# Where Are The Ducks?



## Matt Jones (Mar 6, 2002)

I thought this was a pretty interesting article. Being in the major flight corridor I think we sometimes forget what the rest of the country is seeing in regards to duck numbers...

http://www.deltaduckhunter.com/news/news.htm


----------



## gaddy getter (Dec 2, 2003)

that was awfully depressing


----------



## gandergrinder (Mar 10, 2002)

Dennis is dead on.

I drove around south of Jamestown this weekend and things are not looking good. Alot of the wetlands were turned over and the ones that were not are bone dry. On top of that we do not have enough snow to do a bit of good. We can get alot of rain and still not make a dent. I honestly predict very little production this year south of 94 if we don't get alot of rain. :eyeroll:


----------



## H2OfowlND (Feb 10, 2003)

I 2nd what GG said. I was also south of Jamestown this weekend and it's not looking good at all for sloughs!! If we don't get well above normal spring rains and above normal summer rains, and that means all summer, we will have a tough time raising the same amount of ducks like we have the past few years. The only good thing out of this is we will get more upland cover from the dried up sloughs, if it isn't plowed under. Even in a 20 mile stretch from 94 southward the snow cover varies A LOT! In my opinion it will be a tougher year for hunting south of 94, much tougher. Also, with more land being leased up by the G/O's its gonna get down right nasty. So if you boys know how to do the rain dance, GET ON IT!!!

H2OfowlND


----------



## cooter77 (Sep 30, 2003)

sad but true

Where I live in wi the river levels are low due to the lack of moisture already but to make issues worse the dnr is purposely lowering water levels to allow for vegitation to grow. This may be ok for high water years but all of the sloughs have dried up not allowing for small ponds of water for the ducks to nest and hide out. If I were a duck I would not hang out here either.


----------



## scissorbill (Sep 14, 2003)

This is more than just an interesting article it is theTRUTH. The time has come and it is probably too late already, to actually do something about the pitiful shape of waterfowl and waterfowl management in this country.I am probably older than most here as I have hunted ducks for 40 years and it is sad to see what a pathetic remnant of a once great resource it has become. I remember my Dad telling me to enjoy it as my kids would never see what I witnessed , how prophetic.Yet we are told that duck populations have never been higher, what an insult to anyone who has an even basic understanding of history and conservation. I am sick to death of todays arrogant self serving so called hunter who is more interested in the latest spinning wing decoy or mallard machine or $200 duck call than he is about the real state of the resource. Commercialization of everthing including wildlife is now become the norm. These hunting shows make me puke. Gutless legislators and gutless conservation groups like DU are also a big part of the problem as is the internet. Spring snow goose seasons with electronic calls unplugged guns and a kill the vermin mentality is putting and end to this once great tradition. The on-going spring seasons will prove to be one of the worst decisions ever made in waterfowl mgmt. What we need is people with the balls and intelligence to tell it like it is.What we dont need is another feel good group to build afew wood duck houses and think we are actually making a difference, Delta waterfowl does an admiral job but they need help. people like Tony Dean have done yeomans work but they cant do it alone. Wildlife needs champions now more than ever. Wake up boys the clock is ticking.


----------



## Matt Jones (Mar 6, 2002)

The last issue of Delta's magazine had an article questioning 1999's so called "Record Flight." With the amount of wetland loss that's occurred since the 50's to think that there were more ducks at the turn of this century than in the 50's, or even 70's is absurd. Scissorbill touched on a lot of good points but I think what we really need is an Accurate means of counting the population. It makes you wonder if the counts are being miscalculated by human error or if they're being artificially inflated on purpose. There's so much politics these days in the regulation making process that I could definitely see money playing a role, which I suppose is pretty obvious.

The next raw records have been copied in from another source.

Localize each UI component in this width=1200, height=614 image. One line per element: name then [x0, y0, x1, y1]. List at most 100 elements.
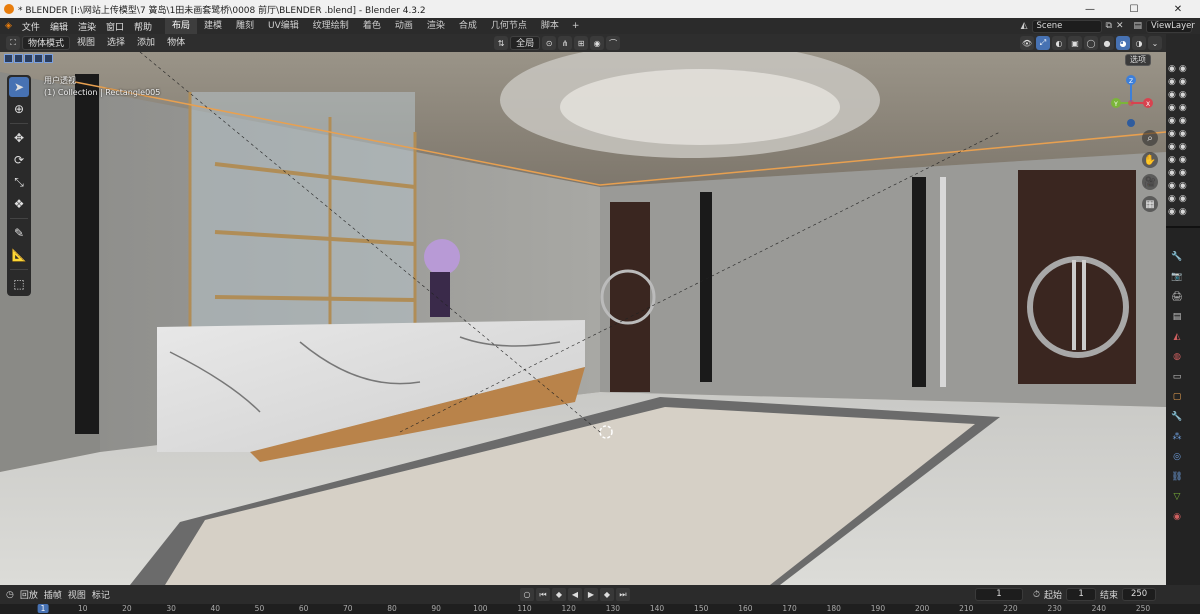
- visibility-icon[interactable]: 👁: [1020, 36, 1034, 50]
- scene-properties-icon[interactable]: ◭: [1170, 330, 1184, 344]
- scale-tool-icon[interactable]: ⤡: [9, 172, 29, 192]
- menu-file[interactable]: 文件: [17, 20, 45, 33]
- workspace-tab-sculpting[interactable]: 雕刻: [229, 18, 261, 34]
- visibility-icon[interactable]: ◉◉: [1168, 194, 1196, 205]
- frame-ruler[interactable]: 1 10 20 30 40 50 60 70 80 90 100 110 120 130 140 150 160…: [0, 604, 1200, 614]
- view-layer-properties-icon[interactable]: ▤: [1170, 310, 1184, 324]
- current-frame-field[interactable]: 1: [975, 588, 1023, 601]
- workspace-tab-rendering[interactable]: 渲染: [420, 18, 452, 34]
- menu-help[interactable]: 帮助: [129, 20, 157, 33]
- prev-keyframe-icon[interactable]: ◆: [552, 588, 566, 601]
- perspective-toggle-icon[interactable]: ▦: [1142, 196, 1158, 212]
- visibility-icon[interactable]: ◉◉: [1168, 64, 1196, 75]
- visibility-icon[interactable]: ◉◉: [1168, 168, 1196, 179]
- visibility-icon[interactable]: ◉◉: [1168, 181, 1196, 192]
- blender-menu-icon[interactable]: ◈: [0, 21, 17, 31]
- menu-view[interactable]: 视图: [68, 588, 86, 601]
- gizmo-toggle-icon[interactable]: ⤢: [1036, 36, 1050, 50]
- menu-select[interactable]: 选择: [102, 36, 130, 50]
- workspace-tab-animation[interactable]: 动画: [388, 18, 420, 34]
- world-properties-icon[interactable]: ◍: [1170, 350, 1184, 364]
- view-layer-selector[interactable]: ViewLayer: [1146, 19, 1195, 33]
- workspace-tab-shading[interactable]: 着色: [356, 18, 388, 34]
- snap-settings-icon[interactable]: ⊞: [574, 36, 589, 50]
- overlay-icon[interactable]: ◐: [1052, 36, 1066, 50]
- workspace-tab-scripting[interactable]: 脚本: [534, 18, 566, 34]
- visibility-icon[interactable]: ◉◉: [1168, 116, 1196, 127]
- add-cube-tool-icon[interactable]: ⬚: [9, 274, 29, 294]
- modifier-properties-icon[interactable]: 🔧: [1170, 410, 1184, 424]
- visibility-icon[interactable]: ◉◉: [1168, 103, 1196, 114]
- select-box-tool-icon[interactable]: ➤: [9, 77, 29, 97]
- rotate-tool-icon[interactable]: ⟳: [9, 150, 29, 170]
- record-icon[interactable]: ○: [520, 588, 534, 601]
- options-dropdown[interactable]: 选项: [1125, 54, 1151, 66]
- selection-mode-buttons[interactable]: [4, 54, 53, 63]
- visibility-icon[interactable]: ◉◉: [1168, 155, 1196, 166]
- workspace-tab-texture-paint[interactable]: 纹理绘制: [306, 18, 356, 34]
- play-reverse-icon[interactable]: ◀: [568, 588, 582, 601]
- jump-start-icon[interactable]: ⏮: [536, 588, 550, 601]
- measure-tool-icon[interactable]: 📐: [9, 245, 29, 265]
- shading-solid-icon[interactable]: ●: [1100, 36, 1114, 50]
- constraint-properties-icon[interactable]: ⛓: [1170, 470, 1184, 484]
- select-mode-new-icon[interactable]: [4, 54, 13, 63]
- scene-selector[interactable]: Scene: [1031, 19, 1102, 33]
- pan-hand-icon[interactable]: ✋: [1142, 152, 1158, 168]
- start-frame-field[interactable]: 1: [1066, 588, 1097, 601]
- next-keyframe-icon[interactable]: ◆: [600, 588, 614, 601]
- annotate-tool-icon[interactable]: ✎: [9, 223, 29, 243]
- collection-properties-icon[interactable]: ▭: [1170, 370, 1184, 384]
- proportional-falloff-icon[interactable]: ⌒: [606, 36, 621, 50]
- remove-scene-icon[interactable]: ✕: [1116, 21, 1124, 31]
- select-mode-intersect-icon[interactable]: [44, 54, 53, 63]
- menu-marker[interactable]: 标记: [92, 588, 110, 601]
- play-icon[interactable]: ▶: [584, 588, 598, 601]
- minimize-button[interactable]: —: [1068, 0, 1112, 18]
- pivot-point-icon[interactable]: ⊙: [542, 36, 557, 50]
- proportional-edit-icon[interactable]: ◉: [590, 36, 605, 50]
- shading-wireframe-icon[interactable]: ◯: [1084, 36, 1098, 50]
- visibility-icon[interactable]: ◉◉: [1168, 142, 1196, 153]
- workspace-tab-layout[interactable]: 布局: [165, 18, 198, 34]
- visibility-icon[interactable]: ◉◉: [1168, 129, 1196, 140]
- object-mode-dropdown[interactable]: 物体模式: [22, 36, 71, 50]
- close-button[interactable]: ✕: [1156, 0, 1200, 18]
- timeline-editor-type-icon[interactable]: ◷: [6, 590, 14, 600]
- maximize-button[interactable]: ☐: [1112, 0, 1156, 18]
- shading-rendered-icon[interactable]: ◑: [1132, 36, 1146, 50]
- camera-view-icon[interactable]: 🎥: [1142, 174, 1158, 190]
- navigation-gizmo[interactable]: Z X Y: [1106, 73, 1156, 129]
- menu-object[interactable]: 物体: [162, 36, 190, 50]
- move-tool-icon[interactable]: ✥: [9, 128, 29, 148]
- menu-playback[interactable]: 回放: [20, 588, 38, 601]
- select-mode-invert-icon[interactable]: [34, 54, 43, 63]
- add-workspace-button[interactable]: +: [566, 18, 586, 34]
- shading-options-icon[interactable]: ⌄: [1148, 36, 1162, 50]
- menu-view[interactable]: 视图: [72, 36, 100, 50]
- menu-edit[interactable]: 编辑: [45, 20, 73, 33]
- material-properties-icon[interactable]: ◉: [1170, 510, 1184, 524]
- menu-add[interactable]: 添加: [132, 36, 160, 50]
- new-scene-icon[interactable]: ⧉: [1106, 21, 1112, 31]
- tool-properties-icon[interactable]: 🔧: [1170, 250, 1184, 264]
- render-properties-icon[interactable]: 📷: [1170, 270, 1184, 284]
- shading-material-icon[interactable]: ◕: [1116, 36, 1130, 50]
- workspace-tab-uv-editing[interactable]: UV编辑: [261, 18, 306, 34]
- zoom-icon[interactable]: ⌕: [1142, 130, 1158, 146]
- cursor-tool-icon[interactable]: ⊕: [9, 99, 29, 119]
- menu-window[interactable]: 窗口: [101, 20, 129, 33]
- clock-icon[interactable]: ⏱: [1033, 590, 1040, 600]
- transform-tool-icon[interactable]: ❖: [9, 194, 29, 214]
- menu-keying[interactable]: 插帧: [44, 588, 62, 601]
- visibility-icon[interactable]: ◉◉: [1168, 90, 1196, 101]
- data-properties-icon[interactable]: ▽: [1170, 490, 1184, 504]
- physics-properties-icon[interactable]: ◎: [1170, 450, 1184, 464]
- snap-icon[interactable]: ⋔: [558, 36, 573, 50]
- visibility-icon[interactable]: ◉◉: [1168, 77, 1196, 88]
- jump-end-icon[interactable]: ⏭: [616, 588, 630, 601]
- transform-orientation-dropdown[interactable]: 全局: [510, 36, 541, 50]
- end-frame-field[interactable]: 250: [1122, 588, 1157, 601]
- menu-render[interactable]: 渲染: [73, 20, 101, 33]
- editor-type-icon[interactable]: ⛶: [6, 36, 20, 50]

I agree scissorbill that sportsmen need to wake up soon or it's going to be too late. The problem is really don't see any of the presidential candidates making a difference...and we all know how devoted Bush is to saving wetlands. :eyeroll:


----------



## born to hunt (Mar 13, 2002)

How do you count millions of ducks, anyway? I swear that last year a couple times I saw a million duck in my decoys....and I still missed...

Really I think it may be that in history the counts were conservative, and now with better equipment we can more accurately get a count... The problem is they compare today's numbers achieved by modern counting methods to history's numbers with old counting methods.. Just doesn't seem like an apples to apples comparison.

Any thoughts or am I nuts?


----------



## fretch (Sep 13, 2002)

I think Matt hit it right on the head in saying that money is one of, if not THE driving factor in all of this. Of course state officials are going to lobby for a liberal season when they see the dollar sign hanging in the rear view mirror. It adds more money into their back pockets and more money into the state. Conservation groups like DU or Delta can only do so much, but at the same time you gotta wonder, the more hunters, the more money for them as well. I think that it is time for lobbyists in state departments as well as national departments to finally put forth some sort of effort to save the sport of waterfowl hunting. Make waterfowl hunting a privelage, not a right. Develop lottery systems, limited seasons and bag limits. I hope that someday I can sit in a slough with my son and be able to grant them the experiences that were granted to me. My $.02


----------



## WhakGreenie03 (Feb 20, 2004)

scissorbill said:


> Spring snow goose seasons with electronic calls unplugged guns and a kill the vermin mentality is putting and end to this once great tradition. The on-going spring seasons will prove to be one of the worst decisions ever made in waterfowl mgmt.


I dont see the spring goose to be a problem. Numbers are getting higher and higher every year, and the SOB's are getting smarter too. The time and effort that goes into setting up a thousand decoys is not a cake walk. Yes, i see how the unplugged guns and electronic calls can be a sore spot for some people, but waking up and setting up even 500 decs has to give someone some respect for the sport. I see duck numbers diminishing and wish that some more people would be more active in voicing their opinion. Voiceing it on this website can only go so far. The internet is a beautiful way to get active in things that you would normally be unaware of. In my view, duck populations should be managed in a few ways at first. Try to lower the bag limit. I would imagin that hunters wouldnt mind decreasing thier bag to see better success in years to come. Maybe even have thebag limit adjust with the rainfall or wetlands available. Limit NR's license with the lottery system. I dont think that residents should have to have a lottery for everything. We all know how hard it is to get drawn for out west with all the NR having land and taking tags. All in all, lower the bag limit for better success using methods that dont hurt but manage the hunting experiance for better ones to come. Just my .02. Dont get mad and thow them at me.


----------